Toll-like receptors (TLRs) are the most well-characterized PRR family, with 10 functional human TLRs recognizing diverse PAMPs including lipopolysaccharides, peptidoglycans, and nucleic acids. TLRs signal through MyD88-dependent and TRIF-dependent pathways leading to activation of NF-κB and IRF transcription factors. This drives production of pro-inflammatory cytokines and type I interferons.
You already know that the innate immune system uses pattern recognition receptors (PRRs) to detect conserved molecular signatures on pathogens. Toll-like receptors are the best-understood family of PRRs and serve as the first line of molecular sensing — they are the alarm system that tells your innate immune cells "a pathogen is here, and here is roughly what kind." Understanding TLRs means understanding how the body converts pathogen detection into an inflammatory and antiviral response.
Humans have 10 functional TLRs (TLR1 through TLR10), and their division by location is the first organizing principle. TLRs 1, 2, 4, 5, and 6 sit on the cell surface and detect components of microbial cell walls and flagella — structures that are exposed on the outside of bacteria and fungi. TLR4, for instance, recognizes lipopolysaccharide (LPS) from Gram-negative bacteria, which is why even tiny amounts of LPS trigger powerful inflammatory responses. TLRs 3, 7, 8, and 9 are found inside the cell, in endosomal membranes, where they detect nucleic acids — double-stranded RNA (TLR3), single-stranded RNA (TLR7/8), and unmethylated CpG DNA (TLR9). This intracellular location makes sense: viral nucleic acids are only exposed after a virus has been internalized and its coat stripped away in the endosome. The location of the receptor matches where you would expect to encounter the ligand.
When a TLR binds its ligand, it dimerizes and recruits adaptor proteins that initiate one of two major signaling cascades. The MyD88-dependent pathway is used by most TLRs and activates the transcription factor NF-κB, which drives expression of pro-inflammatory cytokines like TNF-α, IL-1, and IL-6 — the molecules that recruit neutrophils, activate macrophages, and produce fever.
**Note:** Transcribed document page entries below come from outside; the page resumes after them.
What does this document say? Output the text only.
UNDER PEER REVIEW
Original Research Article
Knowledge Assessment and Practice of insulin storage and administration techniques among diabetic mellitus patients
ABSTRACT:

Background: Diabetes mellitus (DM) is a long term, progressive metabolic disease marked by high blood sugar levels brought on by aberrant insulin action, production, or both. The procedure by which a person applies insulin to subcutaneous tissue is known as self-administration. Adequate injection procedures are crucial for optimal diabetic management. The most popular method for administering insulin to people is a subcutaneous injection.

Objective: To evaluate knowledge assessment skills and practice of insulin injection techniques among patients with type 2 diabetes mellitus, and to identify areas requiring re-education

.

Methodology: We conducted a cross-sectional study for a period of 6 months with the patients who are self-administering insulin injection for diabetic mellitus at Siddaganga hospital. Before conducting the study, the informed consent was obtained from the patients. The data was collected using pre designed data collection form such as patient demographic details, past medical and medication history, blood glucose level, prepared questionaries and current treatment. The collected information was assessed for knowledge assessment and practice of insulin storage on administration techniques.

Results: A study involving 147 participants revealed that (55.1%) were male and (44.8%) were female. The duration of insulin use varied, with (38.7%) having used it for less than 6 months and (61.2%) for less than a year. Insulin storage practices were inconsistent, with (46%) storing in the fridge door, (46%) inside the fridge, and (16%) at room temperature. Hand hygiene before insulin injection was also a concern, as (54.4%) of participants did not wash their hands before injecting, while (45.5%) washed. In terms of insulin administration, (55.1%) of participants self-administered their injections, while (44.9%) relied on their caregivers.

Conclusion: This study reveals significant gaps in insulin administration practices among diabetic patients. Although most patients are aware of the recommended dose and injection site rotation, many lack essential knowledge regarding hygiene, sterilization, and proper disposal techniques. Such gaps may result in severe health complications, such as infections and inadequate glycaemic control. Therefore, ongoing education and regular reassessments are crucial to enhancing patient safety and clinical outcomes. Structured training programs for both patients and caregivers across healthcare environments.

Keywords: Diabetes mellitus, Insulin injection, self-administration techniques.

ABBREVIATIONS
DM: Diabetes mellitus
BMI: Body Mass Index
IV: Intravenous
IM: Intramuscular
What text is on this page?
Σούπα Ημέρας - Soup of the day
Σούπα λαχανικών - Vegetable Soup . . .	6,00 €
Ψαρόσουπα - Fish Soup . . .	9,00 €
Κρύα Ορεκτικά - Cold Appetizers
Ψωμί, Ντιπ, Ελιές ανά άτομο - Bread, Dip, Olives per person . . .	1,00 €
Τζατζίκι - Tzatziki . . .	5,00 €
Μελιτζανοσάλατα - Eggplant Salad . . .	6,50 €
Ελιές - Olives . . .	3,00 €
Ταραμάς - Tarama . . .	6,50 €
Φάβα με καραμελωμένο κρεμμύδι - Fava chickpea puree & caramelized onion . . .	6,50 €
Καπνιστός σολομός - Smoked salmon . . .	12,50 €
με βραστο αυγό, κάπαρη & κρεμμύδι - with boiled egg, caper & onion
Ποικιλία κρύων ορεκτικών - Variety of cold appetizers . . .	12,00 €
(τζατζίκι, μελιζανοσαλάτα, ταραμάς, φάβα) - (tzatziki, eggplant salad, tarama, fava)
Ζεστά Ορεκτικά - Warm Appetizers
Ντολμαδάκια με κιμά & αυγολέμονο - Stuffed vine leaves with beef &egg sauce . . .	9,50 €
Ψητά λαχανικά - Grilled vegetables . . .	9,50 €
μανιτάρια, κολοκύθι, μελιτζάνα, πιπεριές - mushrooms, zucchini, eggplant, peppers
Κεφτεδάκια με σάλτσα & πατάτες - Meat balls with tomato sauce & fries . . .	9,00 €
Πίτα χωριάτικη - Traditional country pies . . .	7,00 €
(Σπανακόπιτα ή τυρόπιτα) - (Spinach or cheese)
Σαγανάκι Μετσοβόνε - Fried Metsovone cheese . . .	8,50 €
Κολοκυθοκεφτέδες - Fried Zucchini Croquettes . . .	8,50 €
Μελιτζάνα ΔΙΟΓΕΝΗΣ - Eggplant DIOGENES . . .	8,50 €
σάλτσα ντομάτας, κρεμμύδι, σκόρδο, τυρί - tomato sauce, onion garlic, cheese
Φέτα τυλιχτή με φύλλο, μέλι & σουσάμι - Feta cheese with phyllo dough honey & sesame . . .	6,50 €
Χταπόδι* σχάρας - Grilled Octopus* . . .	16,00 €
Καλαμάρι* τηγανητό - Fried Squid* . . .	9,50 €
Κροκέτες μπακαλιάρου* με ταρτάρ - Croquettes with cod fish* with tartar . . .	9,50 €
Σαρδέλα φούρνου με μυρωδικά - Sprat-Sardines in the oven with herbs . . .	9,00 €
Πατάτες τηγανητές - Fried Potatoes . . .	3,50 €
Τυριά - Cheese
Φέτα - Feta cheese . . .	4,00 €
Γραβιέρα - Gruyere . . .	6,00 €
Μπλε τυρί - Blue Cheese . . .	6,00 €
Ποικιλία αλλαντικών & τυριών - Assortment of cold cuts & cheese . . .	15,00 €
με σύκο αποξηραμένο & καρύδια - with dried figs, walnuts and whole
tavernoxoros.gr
The TRIF-dependent pathway (used primarily by TLR3 and TLR4) activates IRF3/IRF7 transcription factors, leading to production of type I interferons (IFN-α and IFN-β) — the antiviral cytokines that put neighboring cells into a defensive state. TLR4 is unique in that it activates both pathways, which partly explains why LPS is such a potent immune stimulus and why Gram-negative sepsis produces such dramatic systemic inflammation.
The clinical significance of TLRs extends in two directions. Deficiencies in TLR signaling (such as MyD88 mutations) leave patients vulnerable to pyogenic bacterial infections because they cannot mount an adequate inflammatory response. Conversely, excessive or inappropriate TLR activation contributes to sepsis, autoimmune diseases, and chronic inflammation. This dual role — essential for defense but dangerous in excess — is a recurring theme in innate immunity that you will encounter repeatedly as you study cytokines and the inflammatory response.